What I see now are good intentions and encouraging words from people who have no particular authority. I have yet to see any evidence the dysfunctional institutions which brought us to this pass will change by any process except natural attrition.


I think we should just ditch the whole conversation around "what to name IT" and just give it a name: George, or Bernie, or Janice... or whatever. We are really having the wrong conversations.
Names can have psychological power, as with neurasthenia and CFS, but they are merely labels applied to some underlying reality, if they are not pure social constructs without referents in the objective real world. That said, I would have no objection to calling this Ramsay's disease, or the more traditional myalgic encephalomyelitis.

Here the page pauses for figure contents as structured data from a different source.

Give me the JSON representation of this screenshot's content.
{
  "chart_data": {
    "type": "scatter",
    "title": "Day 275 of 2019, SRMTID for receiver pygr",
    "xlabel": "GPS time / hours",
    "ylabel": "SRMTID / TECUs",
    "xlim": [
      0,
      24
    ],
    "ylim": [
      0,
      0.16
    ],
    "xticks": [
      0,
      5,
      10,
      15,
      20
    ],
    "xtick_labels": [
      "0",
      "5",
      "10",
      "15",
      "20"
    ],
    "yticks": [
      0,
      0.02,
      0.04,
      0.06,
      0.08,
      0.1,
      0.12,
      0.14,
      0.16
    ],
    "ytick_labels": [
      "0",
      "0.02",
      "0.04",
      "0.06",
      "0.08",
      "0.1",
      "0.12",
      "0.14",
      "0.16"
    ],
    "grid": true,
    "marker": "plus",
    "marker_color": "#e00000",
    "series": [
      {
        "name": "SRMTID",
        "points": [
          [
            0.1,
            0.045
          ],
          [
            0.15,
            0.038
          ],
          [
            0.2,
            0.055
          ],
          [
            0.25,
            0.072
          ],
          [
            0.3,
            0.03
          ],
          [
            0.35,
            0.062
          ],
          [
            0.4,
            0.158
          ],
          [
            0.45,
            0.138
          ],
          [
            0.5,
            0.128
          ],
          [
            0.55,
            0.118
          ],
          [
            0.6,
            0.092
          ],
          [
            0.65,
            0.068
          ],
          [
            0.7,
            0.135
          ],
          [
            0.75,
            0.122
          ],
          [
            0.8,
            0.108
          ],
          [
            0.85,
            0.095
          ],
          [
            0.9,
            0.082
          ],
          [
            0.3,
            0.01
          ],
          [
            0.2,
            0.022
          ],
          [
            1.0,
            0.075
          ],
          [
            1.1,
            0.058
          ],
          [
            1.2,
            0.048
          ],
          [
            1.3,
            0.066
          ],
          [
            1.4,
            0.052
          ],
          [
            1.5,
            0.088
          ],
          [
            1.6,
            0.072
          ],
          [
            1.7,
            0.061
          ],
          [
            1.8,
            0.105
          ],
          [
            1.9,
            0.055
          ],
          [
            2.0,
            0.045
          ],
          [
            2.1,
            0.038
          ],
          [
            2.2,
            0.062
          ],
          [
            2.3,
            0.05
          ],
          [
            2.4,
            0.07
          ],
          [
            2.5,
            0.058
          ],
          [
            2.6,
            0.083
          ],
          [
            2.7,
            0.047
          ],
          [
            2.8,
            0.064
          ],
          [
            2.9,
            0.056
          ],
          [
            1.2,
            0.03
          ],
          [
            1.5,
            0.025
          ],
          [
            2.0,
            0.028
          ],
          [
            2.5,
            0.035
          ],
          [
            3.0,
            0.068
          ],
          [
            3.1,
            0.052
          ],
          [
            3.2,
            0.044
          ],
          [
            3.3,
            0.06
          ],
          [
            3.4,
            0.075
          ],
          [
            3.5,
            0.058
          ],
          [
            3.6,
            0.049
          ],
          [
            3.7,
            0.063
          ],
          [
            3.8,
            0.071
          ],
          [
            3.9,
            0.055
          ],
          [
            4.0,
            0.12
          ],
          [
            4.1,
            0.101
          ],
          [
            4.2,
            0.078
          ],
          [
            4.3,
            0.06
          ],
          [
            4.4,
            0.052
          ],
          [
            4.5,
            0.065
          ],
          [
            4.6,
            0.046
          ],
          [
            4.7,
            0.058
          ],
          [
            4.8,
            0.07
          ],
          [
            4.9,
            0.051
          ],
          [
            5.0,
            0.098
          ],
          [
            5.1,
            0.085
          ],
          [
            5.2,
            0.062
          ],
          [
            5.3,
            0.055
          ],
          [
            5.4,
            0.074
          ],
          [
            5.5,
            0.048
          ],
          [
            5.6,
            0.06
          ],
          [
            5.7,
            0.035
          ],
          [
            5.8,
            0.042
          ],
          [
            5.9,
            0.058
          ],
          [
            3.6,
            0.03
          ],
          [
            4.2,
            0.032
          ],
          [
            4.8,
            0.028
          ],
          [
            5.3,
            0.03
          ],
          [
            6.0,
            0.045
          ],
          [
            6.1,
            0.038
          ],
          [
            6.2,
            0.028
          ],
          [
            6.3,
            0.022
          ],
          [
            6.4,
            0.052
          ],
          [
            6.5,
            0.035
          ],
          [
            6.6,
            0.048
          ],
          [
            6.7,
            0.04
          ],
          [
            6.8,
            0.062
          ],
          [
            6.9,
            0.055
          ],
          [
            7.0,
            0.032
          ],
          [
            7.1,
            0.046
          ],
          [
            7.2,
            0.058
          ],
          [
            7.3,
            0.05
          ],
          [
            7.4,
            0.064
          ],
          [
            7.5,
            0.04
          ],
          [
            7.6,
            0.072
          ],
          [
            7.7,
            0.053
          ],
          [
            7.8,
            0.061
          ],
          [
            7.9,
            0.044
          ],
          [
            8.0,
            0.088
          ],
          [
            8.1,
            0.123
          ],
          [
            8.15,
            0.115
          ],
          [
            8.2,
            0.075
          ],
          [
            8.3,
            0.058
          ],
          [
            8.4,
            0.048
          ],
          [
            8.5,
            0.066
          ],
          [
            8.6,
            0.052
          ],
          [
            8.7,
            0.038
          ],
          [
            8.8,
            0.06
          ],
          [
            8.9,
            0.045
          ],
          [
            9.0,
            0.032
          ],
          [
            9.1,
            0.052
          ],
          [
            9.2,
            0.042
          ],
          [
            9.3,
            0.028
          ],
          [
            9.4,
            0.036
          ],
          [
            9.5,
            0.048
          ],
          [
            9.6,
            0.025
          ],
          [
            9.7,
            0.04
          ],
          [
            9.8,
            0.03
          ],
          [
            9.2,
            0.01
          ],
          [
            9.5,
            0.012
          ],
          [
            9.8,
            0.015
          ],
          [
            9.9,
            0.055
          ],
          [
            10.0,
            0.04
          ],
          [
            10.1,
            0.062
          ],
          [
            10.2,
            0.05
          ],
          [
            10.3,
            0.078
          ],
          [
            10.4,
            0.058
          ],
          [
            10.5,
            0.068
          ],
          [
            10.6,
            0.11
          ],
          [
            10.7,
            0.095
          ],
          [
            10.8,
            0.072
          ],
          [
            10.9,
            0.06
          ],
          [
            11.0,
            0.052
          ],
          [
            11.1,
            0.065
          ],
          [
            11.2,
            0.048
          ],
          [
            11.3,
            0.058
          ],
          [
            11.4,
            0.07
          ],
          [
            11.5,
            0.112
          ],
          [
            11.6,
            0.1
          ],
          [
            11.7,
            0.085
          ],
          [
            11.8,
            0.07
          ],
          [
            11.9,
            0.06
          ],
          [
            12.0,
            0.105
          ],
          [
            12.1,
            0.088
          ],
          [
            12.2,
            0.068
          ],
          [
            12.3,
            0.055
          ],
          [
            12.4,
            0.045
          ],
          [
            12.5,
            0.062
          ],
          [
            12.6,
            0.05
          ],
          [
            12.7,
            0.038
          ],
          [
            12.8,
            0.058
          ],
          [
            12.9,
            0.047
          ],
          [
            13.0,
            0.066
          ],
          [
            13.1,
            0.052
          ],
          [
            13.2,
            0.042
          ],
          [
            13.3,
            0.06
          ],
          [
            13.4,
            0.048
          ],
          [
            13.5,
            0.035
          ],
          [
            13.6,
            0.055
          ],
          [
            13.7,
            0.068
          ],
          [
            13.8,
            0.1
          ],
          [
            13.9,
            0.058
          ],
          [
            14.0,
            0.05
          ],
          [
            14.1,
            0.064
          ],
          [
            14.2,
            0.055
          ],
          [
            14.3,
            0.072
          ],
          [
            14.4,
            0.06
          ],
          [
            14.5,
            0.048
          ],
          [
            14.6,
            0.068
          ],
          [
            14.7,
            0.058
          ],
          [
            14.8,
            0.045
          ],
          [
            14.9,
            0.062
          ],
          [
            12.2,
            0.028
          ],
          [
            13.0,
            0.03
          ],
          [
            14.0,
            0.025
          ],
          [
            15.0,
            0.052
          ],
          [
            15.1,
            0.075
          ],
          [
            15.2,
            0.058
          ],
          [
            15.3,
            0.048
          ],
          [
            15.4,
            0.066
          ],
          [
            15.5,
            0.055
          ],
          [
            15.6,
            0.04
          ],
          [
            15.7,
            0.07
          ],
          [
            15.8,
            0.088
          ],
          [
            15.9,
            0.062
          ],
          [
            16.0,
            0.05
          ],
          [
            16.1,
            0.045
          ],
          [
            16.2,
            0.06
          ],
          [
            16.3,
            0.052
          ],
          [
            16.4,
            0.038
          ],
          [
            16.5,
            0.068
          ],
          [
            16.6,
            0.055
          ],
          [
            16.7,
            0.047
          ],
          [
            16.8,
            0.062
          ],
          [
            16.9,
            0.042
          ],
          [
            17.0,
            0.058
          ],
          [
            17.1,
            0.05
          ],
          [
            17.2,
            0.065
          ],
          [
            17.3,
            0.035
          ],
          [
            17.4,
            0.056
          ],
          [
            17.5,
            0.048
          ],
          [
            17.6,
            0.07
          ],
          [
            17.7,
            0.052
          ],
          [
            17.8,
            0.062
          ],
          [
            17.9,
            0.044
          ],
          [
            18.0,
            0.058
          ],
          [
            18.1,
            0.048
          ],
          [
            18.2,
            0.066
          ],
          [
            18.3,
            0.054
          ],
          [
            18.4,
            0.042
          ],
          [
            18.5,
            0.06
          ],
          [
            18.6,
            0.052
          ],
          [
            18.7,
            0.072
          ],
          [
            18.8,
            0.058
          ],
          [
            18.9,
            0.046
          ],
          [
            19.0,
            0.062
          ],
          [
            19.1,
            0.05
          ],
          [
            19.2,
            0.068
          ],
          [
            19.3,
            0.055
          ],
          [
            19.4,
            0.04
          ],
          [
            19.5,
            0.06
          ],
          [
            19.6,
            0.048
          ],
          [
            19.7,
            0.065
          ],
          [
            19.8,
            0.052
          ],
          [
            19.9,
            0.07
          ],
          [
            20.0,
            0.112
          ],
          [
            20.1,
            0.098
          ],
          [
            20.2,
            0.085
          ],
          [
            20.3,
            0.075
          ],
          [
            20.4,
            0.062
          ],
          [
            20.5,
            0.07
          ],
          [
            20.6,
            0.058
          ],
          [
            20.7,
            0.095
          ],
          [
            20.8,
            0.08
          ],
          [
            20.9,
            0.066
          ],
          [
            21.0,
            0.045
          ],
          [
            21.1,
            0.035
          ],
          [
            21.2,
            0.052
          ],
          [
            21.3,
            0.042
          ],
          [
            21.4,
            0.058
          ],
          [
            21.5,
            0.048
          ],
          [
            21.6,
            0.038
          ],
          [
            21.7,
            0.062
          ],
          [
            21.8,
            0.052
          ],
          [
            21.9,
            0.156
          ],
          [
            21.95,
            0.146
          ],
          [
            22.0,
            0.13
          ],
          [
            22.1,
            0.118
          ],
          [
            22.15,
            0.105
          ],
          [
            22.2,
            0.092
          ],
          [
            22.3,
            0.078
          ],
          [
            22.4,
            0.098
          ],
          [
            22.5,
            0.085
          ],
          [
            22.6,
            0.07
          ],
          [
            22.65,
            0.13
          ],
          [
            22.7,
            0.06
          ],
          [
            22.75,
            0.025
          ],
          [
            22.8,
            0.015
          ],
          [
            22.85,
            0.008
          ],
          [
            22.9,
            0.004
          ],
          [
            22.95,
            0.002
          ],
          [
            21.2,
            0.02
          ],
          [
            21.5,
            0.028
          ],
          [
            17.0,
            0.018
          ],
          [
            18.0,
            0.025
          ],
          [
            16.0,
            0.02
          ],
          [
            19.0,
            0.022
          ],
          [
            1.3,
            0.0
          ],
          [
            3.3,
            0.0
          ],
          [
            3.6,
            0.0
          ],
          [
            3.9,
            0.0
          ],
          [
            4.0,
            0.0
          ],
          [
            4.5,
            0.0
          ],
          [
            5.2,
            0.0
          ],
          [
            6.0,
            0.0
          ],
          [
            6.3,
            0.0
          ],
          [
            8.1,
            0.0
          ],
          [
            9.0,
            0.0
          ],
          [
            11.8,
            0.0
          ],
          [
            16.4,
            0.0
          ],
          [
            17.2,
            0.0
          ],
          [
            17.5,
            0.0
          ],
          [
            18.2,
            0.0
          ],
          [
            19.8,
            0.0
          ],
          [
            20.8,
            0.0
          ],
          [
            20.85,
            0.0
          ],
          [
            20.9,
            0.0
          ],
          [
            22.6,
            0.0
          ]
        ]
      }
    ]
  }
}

Another aspect of misplaced activity deserves mention here, personal attacks on the members of the IOM committee. These people volunteered their time, and made quite an effort. They are not to blame if the whole exercise was designed to fall short of changing dysfunctional organizations. Most of these committee members had no prior experience with the political maneuvering which has characterized official handling of the disease. You would either have to choose a committee of doctors with specific experience with actual patients and the particular government institutions behind their neglect and mistreatment, or choose a selection of paranoids, to avoid this situation. This was entirely predictable.